Tuesday, December 29, 2015

Bates Motel (A Review)

Bates Motel is slick, entertaining and addictive. The name of the series naturally drew my attention with all the memories of Alfred Hitchcock’s classic thriller and I just HAD to watch. One always wonders about Norman Bates’ past and this series does a bang up job of presenting an amazingly well thought out perspective and context.

Before your very eyes, you see Norman evolve (not sure if that’s the right word here) from a gawky, innocent and shy teenager to a young adult with psychological problems due to his mother’s difficult childhood, his own encounters with the opposite sex and his coming to terms with his mental condition.

Without giving too much away, a quick summary/review of the series.

Set in modern day Oregon (though shot in British Columbia), the story is developed subtly and with extreme intelligence. 

The fact that murders are commonplace in the small town Norman (Freddie Highmore) moves to and lives in is explained well with the town’s own issues, problems and generally weird goings-on.  

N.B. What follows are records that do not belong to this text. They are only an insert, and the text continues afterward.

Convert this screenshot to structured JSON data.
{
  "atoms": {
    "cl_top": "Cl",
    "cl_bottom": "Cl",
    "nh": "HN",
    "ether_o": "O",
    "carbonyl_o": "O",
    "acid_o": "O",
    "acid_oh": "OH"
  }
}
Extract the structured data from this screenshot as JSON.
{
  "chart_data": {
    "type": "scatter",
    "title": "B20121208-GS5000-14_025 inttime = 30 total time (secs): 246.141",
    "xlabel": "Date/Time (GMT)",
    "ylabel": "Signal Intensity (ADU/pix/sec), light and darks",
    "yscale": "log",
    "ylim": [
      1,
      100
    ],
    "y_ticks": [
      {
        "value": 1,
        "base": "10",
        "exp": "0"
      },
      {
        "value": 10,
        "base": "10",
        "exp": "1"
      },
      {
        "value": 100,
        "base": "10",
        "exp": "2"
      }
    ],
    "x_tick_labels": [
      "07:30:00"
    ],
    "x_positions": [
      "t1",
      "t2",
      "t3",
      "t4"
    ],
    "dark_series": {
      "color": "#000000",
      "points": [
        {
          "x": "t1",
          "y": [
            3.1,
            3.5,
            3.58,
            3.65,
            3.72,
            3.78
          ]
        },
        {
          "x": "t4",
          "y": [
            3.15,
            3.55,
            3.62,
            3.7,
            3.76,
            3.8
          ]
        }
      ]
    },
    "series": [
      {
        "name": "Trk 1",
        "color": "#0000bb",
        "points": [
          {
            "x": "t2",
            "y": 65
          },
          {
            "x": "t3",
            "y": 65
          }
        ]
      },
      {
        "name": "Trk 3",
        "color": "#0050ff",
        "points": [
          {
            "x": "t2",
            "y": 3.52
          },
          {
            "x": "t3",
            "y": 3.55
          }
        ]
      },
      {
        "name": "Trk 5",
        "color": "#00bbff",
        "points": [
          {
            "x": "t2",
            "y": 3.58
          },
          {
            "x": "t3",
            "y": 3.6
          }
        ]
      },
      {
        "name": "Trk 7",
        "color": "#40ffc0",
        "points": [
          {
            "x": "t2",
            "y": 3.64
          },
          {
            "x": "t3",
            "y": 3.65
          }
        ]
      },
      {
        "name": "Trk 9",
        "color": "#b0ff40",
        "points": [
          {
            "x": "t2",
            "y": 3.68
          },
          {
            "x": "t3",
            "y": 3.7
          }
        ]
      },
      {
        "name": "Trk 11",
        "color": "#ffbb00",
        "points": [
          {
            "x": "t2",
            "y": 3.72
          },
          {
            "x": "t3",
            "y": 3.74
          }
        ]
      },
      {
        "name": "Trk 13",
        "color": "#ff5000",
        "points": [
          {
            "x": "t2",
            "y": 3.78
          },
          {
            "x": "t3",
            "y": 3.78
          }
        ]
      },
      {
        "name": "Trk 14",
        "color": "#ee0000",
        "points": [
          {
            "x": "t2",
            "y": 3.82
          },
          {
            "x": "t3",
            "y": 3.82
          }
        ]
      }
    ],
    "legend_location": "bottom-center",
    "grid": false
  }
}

Norma Bates’ personality spanning multicolor hues is richly portrayed by Vera Farmiga as you end up sympathizing with her in one scene to feeling she’s a real bitch in another. The conflict and anguish within her are evident as she realizes her son is not all there and she becomes the controlling mother in Hitchcock’s narrative. The subtlety of the series shows up in a few ways here. Her hair which is initially blond and wavy in Season 1 slowly makes way to the silver colored bun that is a hallmark of the movie. In another scene, Norman is sleeping in his bed and she’s rocking back and forth on the chair that is unmistakably reminiscent of the movie.

The relationship between Norman and his mother also slowly changes as he starts realizing what he’s becoming and Norma’s helplessness as she attempts to cope with her own life and his. Shades of the Oedipus complex show up in flashes providing some explanations to his eventual persona.

The show is far from one dimensional with Norman’s elder brother thrown in the mix. Relatively more normal than his sibling and mother, the brother’s character only evokes empathy as he’s a man with a good heart and readily bails out his family from trouble which Norma and Norman keep getting into. As the town sheriff says in one scene to Norma ‘You seem to always attract trouble’ or something to that effect.  There’s also the girl who helps out at the motel and always wants to help but feels excluded from the psychotic whirlpool that is the Bates family.  Other characters include the town’s enigmatic sherif and the shifty uncle from the past.

Every aspect of the Norman Bates character is explained down to the tiniest detail including the reason that the Bates house is full of stuffed dead animals and his voyeurism.

The series has you on the edge every minute of every episode. One cannot do justice to it in a write-up. Scary, thoughtful, provocative and intensely brilliant and definitely worth a view.

Just make sure it’s not the last thing you watch before you switch off the lights to go to sleep at night.